Seyogyanya pula seorang muslim tidak bersikap
tafrith (meremehkan, red), menerima setiap apa yang keluar dari pendapatnya
[mujtahid tersebut], tanpa peduli salah atau tidak, tanpa memperhatikan dalil
yang dibawakannya. Walau demikian selayaknya kita]tetap mengakui adanya
kekeliruan, tanpa harus mencerca dan merendahkan kedudukannya sebagai seorang
‘Alim. Sebab seorang mujtahid, tetap akan diganjar pahala oleh Allah Azza wa
Jalla dengan ijtihadnya, baik ijtihad tersebut benar atau pun salah.
Inilah yang dituntunkan Rasulullah Shallallahu ‘alaihi wassalam kepada
umatnya, sebagaimana yang diriwayatkan oleh Bukhari dan Muslim dari Amr bin Ash
dan juga datang dari hadits Abu Hurairah radhiallahuanhuma bahwa Rasulullah
Shallallahu alaihi wasallam bersabda:
Artinya : “Jika seorang hakim ingin
menetapkan hukum, lalu dia berijtihad, [apabila] benar maka dia mendapatkan dua
pahala. Dan apabila dia memberi hukum lalu berijtihad namun salah, maka dia
mendapat satu pahala.” (Muttafaq ‘alaihi)
Al Hafidz Ibnu Hajar
rahimahullah Ta’ala berkata dalam menjelaskan hadits ini: “(Beliau)

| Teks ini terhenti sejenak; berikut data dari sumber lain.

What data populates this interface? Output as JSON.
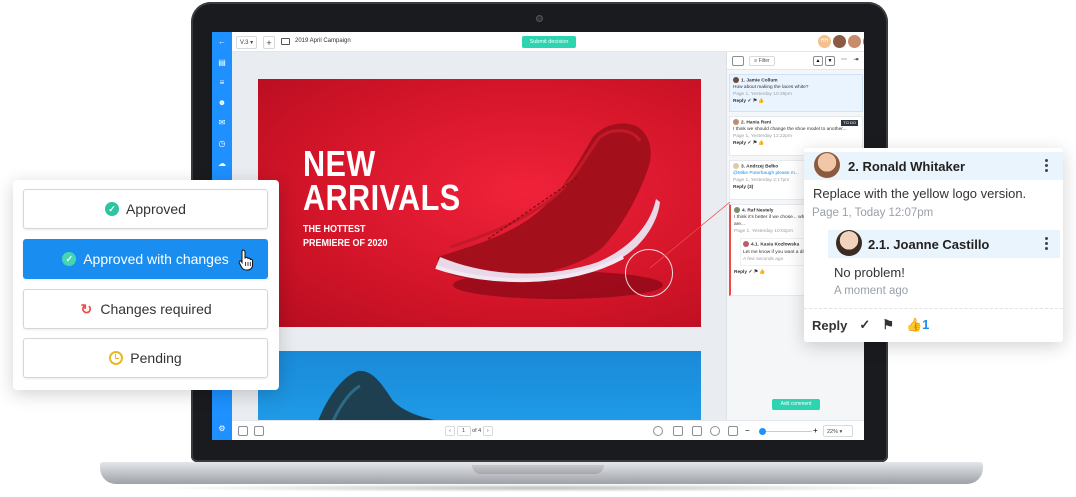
{
  "app": {
    "version": "V.3",
    "campaign_title": "2019 April Campaign",
    "submit_label": "Submit decision",
    "avatar_initials": "HH"
  },
  "banner": {
    "title_line1": "NEW",
    "title_line2": "ARRIVALS",
    "sub_line1": "THE HOTTEST",
    "sub_line2": "PREMIERE OF 2020"
  },
  "toolbar_bottom": {
    "page_current": "1",
    "page_of": "of 4",
    "zoom": "22%"
  },
  "panel": {
    "filter_label": "Filter",
    "add_comment_label": "Add comment",
    "comments": [
      {
        "name": "1. Jamie Collum",
        "text": "How about making the laces white?",
        "meta": "Page 1, Yesterday 10:29pm"
      },
      {
        "name": "2. Hania Reni",
        "text": "I think we should change the shoe model to another...",
        "meta": "Page 1, Yesterday 12:22pm",
        "badge": "TO DO"
      },
      {
        "name": "3. Andrzej Bełko",
        "text": "@Mike Puterbaugh please m...",
        "meta": "Page 1, Yesterday 2:17pm",
        "replies": "Reply (3)"
      },
      {
        "name": "4. Raf Nestely",
        "text": "I think it's better if we chose... which the shoe designed are...",
        "meta": "Page 1, Yesterday 10:02pm"
      },
      {
        "name": "4.1. Kasia Kozłowska",
        "text": "Let me know if you want a diff...",
        "meta": "A few seconds ago"
      }
    ],
    "reply_label": "Reply",
    "like_count": "1"
  },
  "status_options": [
    {
      "label": "Approved",
      "icon": "check-circle-icon"
    },
    {
      "label": "Approved with changes",
      "icon": "check-circle-icon"
    },
    {
      "label": "Changes required",
      "icon": "refresh-icon"
    },
    {
      "label": "Pending",
      "icon": "clock-icon"
    }
  ],
  "comment_card": {
    "author": "2. Ronald Whitaker",
    "text": "Replace with the yellow logo version.",
    "meta": "Page 1, Today 12:07pm",
    "reply_author": "2.1. Joanne Castillo",
    "reply_text": "No problem!",
    "reply_meta": "A moment ago",
    "reply_label": "Reply",
    "like_count": "1"
  },
  "colors": {
    "accent": "#1a8df0",
    "submit": "#2dd4b0",
    "banner_red": "#d11428",
    "banner_blue": "#1a8ad8"
  }
}
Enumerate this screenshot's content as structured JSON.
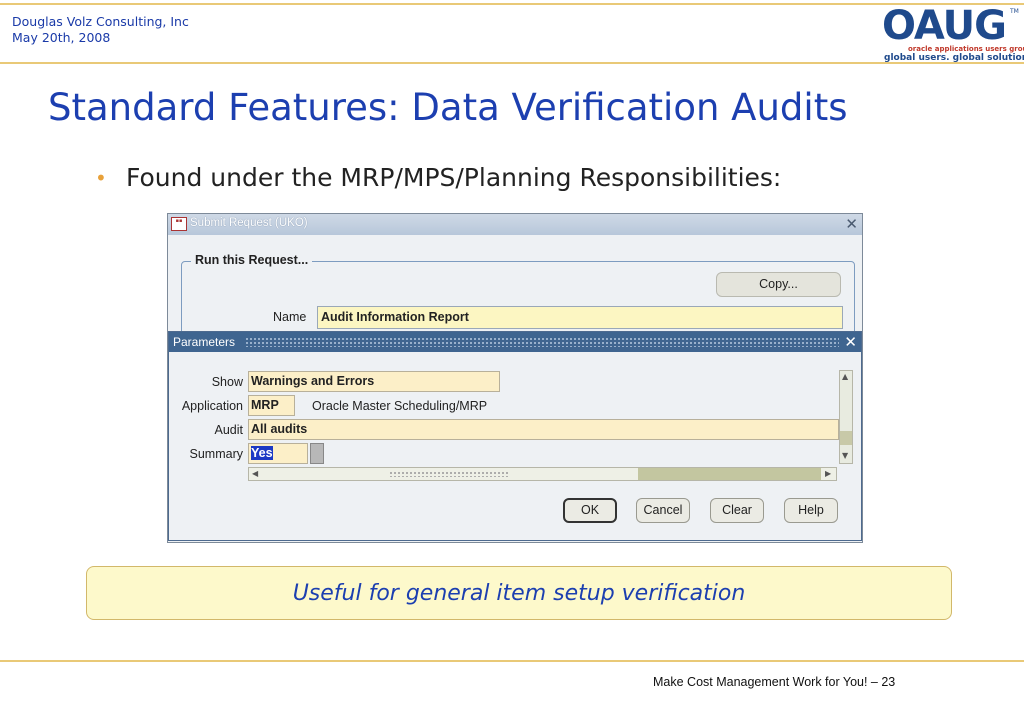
{
  "header": {
    "company": "Douglas Volz Consulting, Inc",
    "date": "May 20th, 2008",
    "logo": {
      "text": "OAUG",
      "subtitle": "oracle applications users group",
      "tagline": "global users. global solutions.",
      "tm": "TM"
    }
  },
  "slide": {
    "title": "Standard Features:  Data Verification Audits",
    "bullet": "Found under the MRP/MPS/Planning Responsibilities:"
  },
  "submit_window": {
    "title": "Submit Request (UKO)",
    "group_label": "Run this Request...",
    "copy_button": "Copy...",
    "name_label": "Name",
    "name_value": "Audit Information Report"
  },
  "params_window": {
    "title": "Parameters",
    "fields": {
      "show_label": "Show",
      "show_value": "Warnings and Errors",
      "application_label": "Application",
      "application_value": "MRP",
      "application_desc": "Oracle Master Scheduling/MRP",
      "audit_label": "Audit",
      "audit_value": "All audits",
      "summary_label": "Summary",
      "summary_value": "Yes"
    },
    "buttons": {
      "ok": "OK",
      "cancel": "Cancel",
      "clear": "Clear",
      "help": "Help"
    }
  },
  "callout": "Useful for general item setup verification",
  "footer": "Make Cost Management Work for You! – 23",
  "colors": {
    "title_blue": "#1c3fb0",
    "accent_gold": "#e9c977",
    "callout_bg": "#fdf9cb",
    "param_titlebar": "#3f6590"
  }
}
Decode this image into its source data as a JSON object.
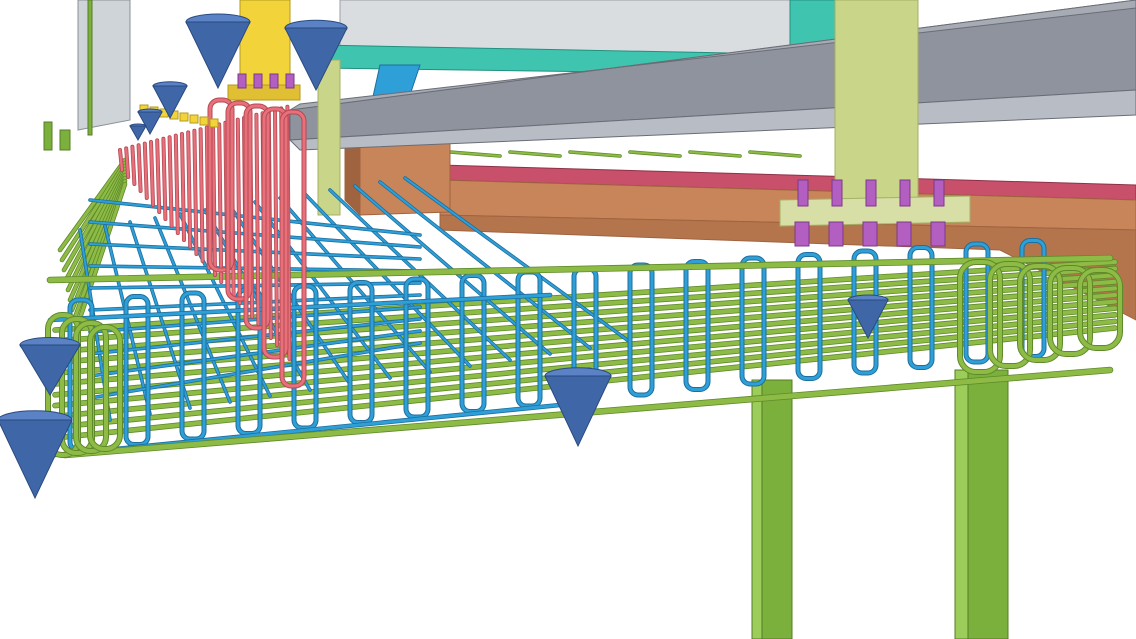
{
  "scene": {
    "colors": {
      "background": "#ffffff",
      "rebar_longitudinal": "#8dbb45",
      "rebar_longitudinal_dark": "#5f8a2a",
      "rebar_stirrup": "#2f9fd8",
      "rebar_stirrup_dark": "#1c6f9e",
      "rebar_vertical": "#e8707a",
      "rebar_vertical_dark": "#b44a55",
      "steel_beam": "#8f939e",
      "steel_beam_dark": "#6a6d76",
      "column": "#c9d68a",
      "column_dark": "#a4b064",
      "support_pipe": "#7bb03c",
      "support_pipe_dark": "#557c25",
      "wood_block": "#c8855a",
      "wood_block_dark": "#a06340",
      "brace_teal": "#3fc4b0",
      "bracket_yellow": "#f2d43a",
      "spacer_cone": "#3f67a8",
      "spacer_cone_dark": "#2a4a80",
      "bolt": "#b35fc2",
      "panel": "#cfd4d8",
      "red_rail": "#c9506a"
    }
  }
}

mengisyaratkan bahwa tidaklah mesti - disaat ditolak hukumnya atau fatwanya
lantaran berijtihad lalu keliru - maka dia mendapat dosa dengan (kesalahan)
tersebut. Akan tetapi apabila dia telah mengerahkan kemampuannya, maka ia
mendapat pahala, jika (hukumnya) benar, maka digandakan pahalanya. Namun apabila
dia menetapkan hukum atau berfatwa dengan tanpa ilmu maka dia mendapat dosa.”
(Fathul Bari: 13/331).
Dan Syaikhul Islam Ibnu Taimiyyah rahimahullah
Ta’ala berkata: “Dan mereka berkata : “Pendapat inilah yang ma’ruf dari para
Shahabat dan yang mengikuti mereka dengan baik dan para Imam agama, bahwa mereka
tidak mengkafirkan, juga tidak menyatakan fasiq, tidak pula menganggap berdosa
seseorang dari kalangan mujtahid yang keliru, baik dalam permasalahan amalan
maupun keyakinan”. (Minhajus Sunnah:5/87).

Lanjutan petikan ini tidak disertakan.